For a long time, thinking about my grandmother on my mother’s side left me with pangs of disappointment and regret and a tinge of envy. I always heard about how wonderful she was that she was a saint. An amazing woman who, in the face of adversity, never gave up. She still found a way to thrive with faith in her heart and a smile on her face.

Apparently, as a grandmother, she was the gold standard. She had the right grandmother look. At least back in the day before grandma became glam-Ma, she was plump, she had gray hair and wore grandma dresses. She had cookies and hugs. She was endlessly patient. Always ready with a hug and a smile. That is the grandma who spent time with my cousins.

I have two memories of my grandmother. The first was of her chasing me through our house. I hid, crying under my bed. I remember her asking me why I was crying. And I replied that she had said she was going to hit me because I was terrible. She laughed and laughed. And she explained to me that she had no intention of hitting me. She was trying to get me to behave. Even as a five-year-old, I could see that her smile reached into her eyes, and I could feel her loving energy. I came out from under the bed and straight into her arms.

My second memory was visiting her in a place that was not her home, not a hospital. It felt strange, and it didn’t smell right. It was the last time I saw her, and now I realize that it might have been the last time my mother saw her too. My grandmother died sometime between my fifth and sixth birthday. At the time, all I understood was that we would never see my grandmother again and that my mother was sad. Later, I would experience pangs of envy when my cousins, who had much more time with her, would recount their stories.

All my life, my mother told stores about her mother. When I was a teenager, it was just another reason to roll my eyes and act bored. Later, those stories became interesting because they told me about my grandmother; they also helped me understand my mother. And still later, after so many of my loved ones had died, I understood that this was a way of honoring your dead and keeping their memories alive.

My grandmother lived through the depression in poverty and with a husband who had the thirst and could not keep a steady job. She made up fun drinks like tea kettle tea, powdered milk heated up with sugar, and vanilla. She made it fun to have breakfast for dinner or dinner for breakfast. Or take a piece of white bread with a little bit of milk and make her version of eggless French toast. She made cornmeal last and last. She learned to allow her children to accept a dime and a piece of candy from the parish priest so that they could see a movie. She learned to sew so that she could take in mending for grocery money. And later, she would foster babies with barely enough to go around, making sure that every child was hugged and loved.

I know all of these things because my mother always spoke of her mother with such admiration. And I think that she never stopped missing her.  And I can remember my mother making me tea kettle tea on a rainy afternoon when we did not have cocoa. And I remember my mother saving money by making our clothes and cutting our hair.
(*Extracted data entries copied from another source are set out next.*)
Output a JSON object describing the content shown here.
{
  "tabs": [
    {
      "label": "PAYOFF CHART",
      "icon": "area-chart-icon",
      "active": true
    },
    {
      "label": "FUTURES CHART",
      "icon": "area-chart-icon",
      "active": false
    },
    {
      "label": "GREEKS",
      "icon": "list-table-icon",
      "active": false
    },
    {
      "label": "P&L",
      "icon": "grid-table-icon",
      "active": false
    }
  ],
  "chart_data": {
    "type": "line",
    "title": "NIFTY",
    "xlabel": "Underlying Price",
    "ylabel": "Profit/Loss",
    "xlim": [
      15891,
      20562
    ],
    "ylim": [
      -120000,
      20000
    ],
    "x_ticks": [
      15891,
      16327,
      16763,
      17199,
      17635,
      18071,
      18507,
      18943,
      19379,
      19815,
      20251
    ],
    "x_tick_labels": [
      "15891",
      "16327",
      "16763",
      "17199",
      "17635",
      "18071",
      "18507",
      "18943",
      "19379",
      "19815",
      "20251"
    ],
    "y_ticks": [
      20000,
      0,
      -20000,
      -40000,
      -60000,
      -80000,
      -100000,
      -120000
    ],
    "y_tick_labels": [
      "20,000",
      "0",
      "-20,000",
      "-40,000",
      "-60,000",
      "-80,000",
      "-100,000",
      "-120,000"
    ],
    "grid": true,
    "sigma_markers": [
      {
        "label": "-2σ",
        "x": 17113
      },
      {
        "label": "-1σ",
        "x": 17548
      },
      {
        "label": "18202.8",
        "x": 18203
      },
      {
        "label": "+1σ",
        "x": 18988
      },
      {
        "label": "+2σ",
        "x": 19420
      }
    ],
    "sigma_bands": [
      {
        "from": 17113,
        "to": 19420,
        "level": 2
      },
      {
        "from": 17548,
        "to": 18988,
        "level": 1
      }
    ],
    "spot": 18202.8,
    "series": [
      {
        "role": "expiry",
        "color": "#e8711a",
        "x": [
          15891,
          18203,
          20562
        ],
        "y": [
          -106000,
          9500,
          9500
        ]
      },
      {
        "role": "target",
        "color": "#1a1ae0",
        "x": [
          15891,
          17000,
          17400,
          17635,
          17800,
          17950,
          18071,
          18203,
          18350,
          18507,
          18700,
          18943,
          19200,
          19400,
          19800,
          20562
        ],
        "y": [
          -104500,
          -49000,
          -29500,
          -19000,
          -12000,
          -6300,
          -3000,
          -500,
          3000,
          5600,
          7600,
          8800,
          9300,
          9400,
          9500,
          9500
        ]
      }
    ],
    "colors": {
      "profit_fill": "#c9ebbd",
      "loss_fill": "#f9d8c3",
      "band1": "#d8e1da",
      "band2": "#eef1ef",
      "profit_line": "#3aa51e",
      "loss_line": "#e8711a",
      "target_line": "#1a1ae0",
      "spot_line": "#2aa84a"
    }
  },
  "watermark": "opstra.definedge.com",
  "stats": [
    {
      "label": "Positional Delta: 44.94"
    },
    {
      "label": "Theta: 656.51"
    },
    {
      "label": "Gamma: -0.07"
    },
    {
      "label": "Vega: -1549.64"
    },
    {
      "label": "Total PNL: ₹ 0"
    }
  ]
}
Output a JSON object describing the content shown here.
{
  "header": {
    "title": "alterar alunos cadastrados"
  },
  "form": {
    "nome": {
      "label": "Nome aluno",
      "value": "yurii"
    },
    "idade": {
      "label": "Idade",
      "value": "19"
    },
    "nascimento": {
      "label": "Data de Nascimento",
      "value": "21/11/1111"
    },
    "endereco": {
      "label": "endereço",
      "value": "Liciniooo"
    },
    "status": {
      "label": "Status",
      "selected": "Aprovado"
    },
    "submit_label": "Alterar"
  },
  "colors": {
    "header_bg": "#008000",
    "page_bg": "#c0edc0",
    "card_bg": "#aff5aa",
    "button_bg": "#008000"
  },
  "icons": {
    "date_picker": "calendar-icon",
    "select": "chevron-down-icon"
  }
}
And when she made polenta, she told me how her mother was an early advocate of polenta because she would take cornmeal and fry it up and serve it with cheese in the evening and butter and sugar (if there was any) in the morning.

So many times, my mother would preface something, “Well, your Grandmother used to say….”

I did know my grandmother. I knew her in the way in which my mother was creative with her cooking and her sewing and her love of reading and her folksy sayings. And in her independence and resilience. Thanks to my mother, my grandmother was always part of my life.